Pero la historia no es plana ni maniquea, no es de buenos y malos, sino de circunstancia. El general de Ampudia que ordenó a ejecutar a Sentmanat, porque, según sus palabras, se necesitaba, lo cito, ‘un castigo terrible y ejemplar’, luego destacó en 1846 como defensor de la ciudad de Monterrey en tiempos de la invasión estadounidense a México; y más tarde, en 1860, se desempeñó como ministro de Guerra y Marina en el gobierno liberal de Benito Juárez.

La lista de cubanos que lucharon en la causa de México durante las invasiones estadounidenses y francesas es amplia y fecunda.

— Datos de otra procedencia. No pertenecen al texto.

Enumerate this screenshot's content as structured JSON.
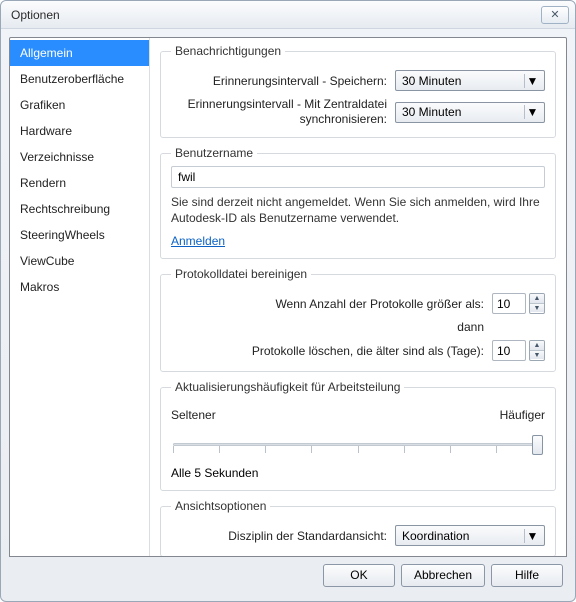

Asimismo, hubo mexicanos que combatieron aquí por la liberación de Cuba. En los tiempos de Juárez, México fue la primera nación de América en respaldar la independencia de Cuba y en reconocer a Carlos Manuel de Céspedes, el presidente levantado en armas y padre de la patria cubana. Y qué decir de los grandes servicios prestados a nuestro país por el cubano Pedro Santacilia, yerno del presidente Juárez y su principal confidente.

Juárez, durante su exilio estuvo aquí y en Nuevo Orleans, donde conoció a quien más tarde se casaría con su hija Manuela. Era tanta la confianza de Juárez en su yerno que, en los momentos más difíciles de la invasión francesa, era Santacilia quien cuidaba en Estados Unidos a la familia del defensor de nuestra República; Juárez le llamaba ‘mi Santa’. Nadie recibió tantas cartas de Juárez como Santacilia, nadie como él compartió en los momentos de mayor tristeza y felicidad del Benemérito de las Américas.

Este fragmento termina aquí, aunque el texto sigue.